HIPAA Settlement Highlights Dangers of Employee Snooping
Today's installment of "health care entity fined for having nosy employees" hails from Los Angeles, California, where the UCLA Health System has agreed to pay the U.S. Department of Health and Human Services $865,000 to resolve privacy breach allegations. The settlement agreement stems from complaints filed by two celebrity patients, who alleged that from 2005-2008, unauthorized employees improperly accessed the patients' protected health information in violation of HIPAA.
Providers should heed an important lesson from this and other similar settlements - although the employees did the snooping, at the end of the day the providers were the ones footing the bill for the privacy violations. Therefore, every health care provider should, at a minimum, take the following steps:
1) Educate ALL employees on how protected health information (PHI) may be properly used - i.e., PHI may ONLY be accessed for treatment, payment, or health care operations. Employees should understand that simply because they work for a health care provider, it does not grant them unfettered access to peruse all patient records.

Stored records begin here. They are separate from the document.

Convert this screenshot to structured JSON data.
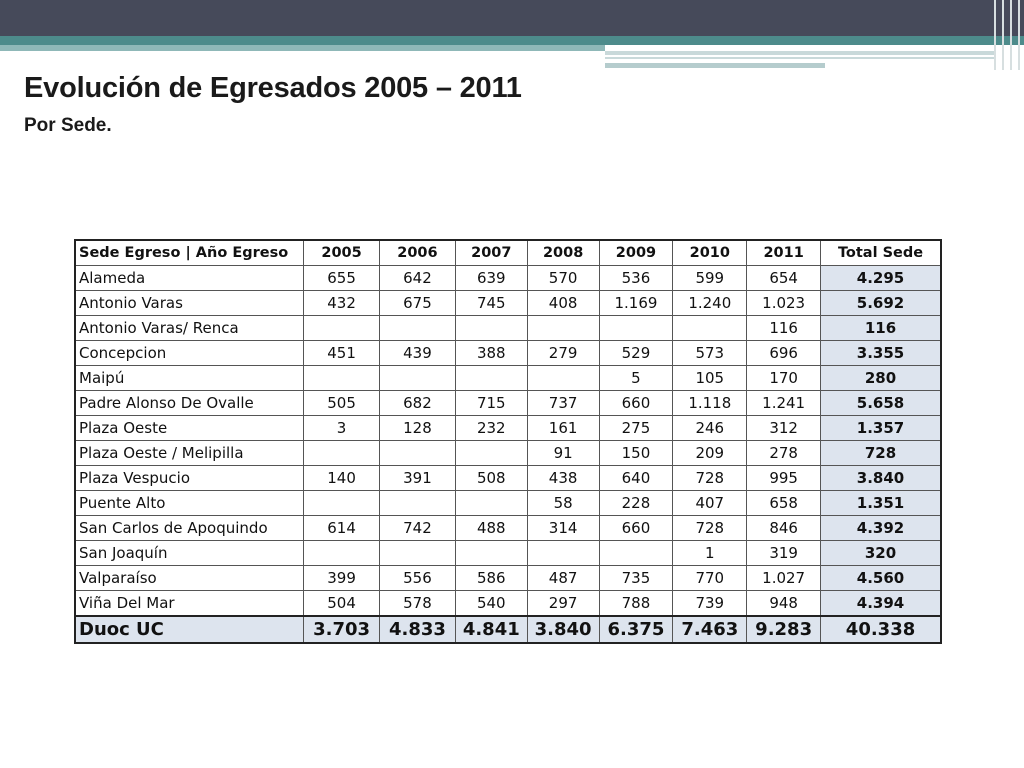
{
  "slide": {
    "title": "Evolución de Egresados 2005 – 2011",
    "subtitle": "Por Sede."
  },
  "table": {
    "headers": [
      "Sede Egreso | Año Egreso",
      "2005",
      "2006",
      "2007",
      "2008",
      "2009",
      "2010",
      "2011",
      "Total Sede"
    ],
    "rows": [
      [
        "Alameda",
        "655",
        "642",
        "639",
        "570",
        "536",
        "599",
        "654",
        "4.295"
      ],
      [
        "Antonio Varas",
        "432",
        "675",
        "745",
        "408",
        "1.169",
        "1.240",
        "1.023",
        "5.692"
      ],
      [
        "Antonio Varas/ Renca",
        "",
        "",
        "",
        "",
        "",
        "",
        "116",
        "116"
      ],
      [
        "Concepcion",
        "451",
        "439",
        "388",
        "279",
        "529",
        "573",
        "696",
        "3.355"
      ],
      [
        "Maipú",
        "",
        "",
        "",
        "",
        "5",
        "105",
        "170",
        "280"
      ],
      [
        "Padre Alonso De Ovalle",
        "505",
        "682",
        "715",
        "737",
        "660",
        "1.118",
        "1.241",
        "5.658"
      ],
      [
        "Plaza Oeste",
        "3",
        "128",
        "232",
        "161",
        "275",
        "246",
        "312",
        "1.357"
      ],
      [
        "Plaza Oeste / Melipilla",
        "",
        "",
        "",
        "91",
        "150",
        "209",
        "278",
        "728"
      ],
      [
        "Plaza Vespucio",
        "140",
        "391",
        "508",
        "438",
        "640",
        "728",
        "995",
        "3.840"
      ],
      [
        "Puente Alto",
        "",
        "",
        "",
        "58",
        "228",
        "407",
        "658",
        "1.351"
      ],
      [
        "San Carlos de Apoquindo",
        "614",
        "742",
        "488",
        "314",
        "660",
        "728",
        "846",
        "4.392"
      ],
      [
        "San Joaquín",
        "",
        "",
        "",
        "",
        "",
        "1",
        "319",
        "320"
      ],
      [
        "Valparaíso",
        "399",
        "556",
        "586",
        "487",
        "735",
        "770",
        "1.027",
        "4.560"
      ],
      [
        "Viña Del Mar",
        "504",
        "578",
        "540",
        "297",
        "788",
        "739",
        "948",
        "4.394"
      ]
    ],
    "footer": [
      "Duoc UC",
      "3.703",
      "4.833",
      "4.841",
      "3.840",
      "6.375",
      "7.463",
      "9.283",
      "40.338"
    ]
  }
}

2) Privacy policies should be clearly outlined in an employee handbook or manual, along with guidelines for how employees should report suspected privacy breaches.
3) Providers should carefully screen all potential employees, from licensed medical personnel to receptionists. Specifically, hiring employees with questionable or unknown backgrounds increases the risk that employees may use PHI for personal gain - for example, selling information about a local celebrity to a tabloid or even maliciously disseminating the information on Facebook, Twitter, etc. to gain popularity.
Providers with questions about how to best protect themselves from privacy breaches should contact an experienced health care attorney. At a minimum, every provider should have a comprehensive employee handbook, copies of which should be given to ALL employees.